Se pensi che comunicazione empatica o non violenta siano solo modalità “cortesi e carine” di rivolgersi alle persone giustificando così la tua aggressività, ti consiglio di approfondire meglio. La comunicazione empatica non è “carina”

Questo tipo di comunicazioni si basano su elementi che affondano nelle radici umane più profonde.

🔸 Essere abili nel riconoscere e comunicare le proprie emozioni e di assumermene la responsabilità senza scaricarla sugli altri.

🔸 Scegliere sempre la non violenza (verbale o fisica) senza sottovalutare l’impatto sugli altri

🔸 Essere assertivi condividendo chiaramente e lucidamente le proprie richieste concrete connesse ai propri bisogni.

🔸 Ascoltare in modo profondo riconoscendo e rispettando i bisogni propri e dell’altro.

🔸 È una scelta di congruenza nel condividere trasparentemente bisogni e sensazioni.

🔸 Sono comunicazioni basate sui fatti e non su pregiudizi, interpretazioni o sulle istanze generate dal rimanere incastrati nelle esplosioni emotive.

E chi ha detto che essere gentili significa non litigare, non arrabbiarsi, non alzare la voce ?
I comportamenti di superficie, falsi e manipolatori fanno parte dei comportamenti violenti, non certo di quelli autenticamente gentili.

In un processo di Dialogo basato sul rispetto, e il desiderio di creare un significato comune, la dinamica del dibattito può essere anche molto accesa e direttiva.
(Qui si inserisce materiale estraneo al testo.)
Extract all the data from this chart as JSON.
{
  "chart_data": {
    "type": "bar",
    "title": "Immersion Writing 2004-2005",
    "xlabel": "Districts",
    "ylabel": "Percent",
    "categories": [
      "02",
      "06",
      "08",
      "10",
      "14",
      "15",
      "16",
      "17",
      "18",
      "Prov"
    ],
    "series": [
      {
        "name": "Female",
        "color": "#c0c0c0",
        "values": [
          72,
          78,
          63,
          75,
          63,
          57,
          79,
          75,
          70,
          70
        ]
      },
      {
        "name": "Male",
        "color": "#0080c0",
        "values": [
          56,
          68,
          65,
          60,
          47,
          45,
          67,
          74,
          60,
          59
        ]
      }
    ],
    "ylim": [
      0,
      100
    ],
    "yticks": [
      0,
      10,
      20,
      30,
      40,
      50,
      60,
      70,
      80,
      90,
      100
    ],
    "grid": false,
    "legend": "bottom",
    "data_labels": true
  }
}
Ma mai violenta.

Fatta questa premessa e se sei abituato a confrontare il tuo modo violento è aggressivo di comunicare, per convenienza, solo col “garbo”,

prova a raccontarti ancora:

🔸che la tua incontenibile aggressività “è necessaria” e non si tratta magari della frustrazione (che riguarda solo te) in quella situazione e che scegli di usare contro gli altri.

🔸che “tu sai quello che ci vuole al tuo team” e che “ha bisogno di essere spronato” senza sapere di stare assecondando modalità paternalistiche che de-responsabilizzano ulteriormente un gruppo.

🔸che è la tua scelta consapevole di leadership invece della paura di ammettere e affrontare la (lecita) difficoltà a creare un contesto relazionale sano e partecipato.

🔸che “sono gli altri la causa” senza assumerti la responsabilità delle tue emozioni.

E mentre sorridi con la coda della bocca (l”ho fatto anche io per anni) e ti pasci del fatto che il tuo team, gestito attraverso comunicazione violenta funziona,

prova a pensare che:

🔸certo, le persone fortunatamente attivano meccanismi di protezione ai tuoi comportamenti cercando di limitare i danni che generi (ma non tutti purtroppo) ma questo genera fatica, consuma, e limita il potenziale.

🔸 le persone vivono in un contesto relazione insicuro e tu ne sei responsabile.

🔸 come curi la tua comunità influenza la società.

Nessuno è santo e le emozioni giocano scherzi a tutti (a me di sicuro, nonostante da anni su di me a questi temi) ma il punto è: cosa stai facendo e in quale direzione stai camminando?

Il primo passo per gli altri è lavorare su di sé.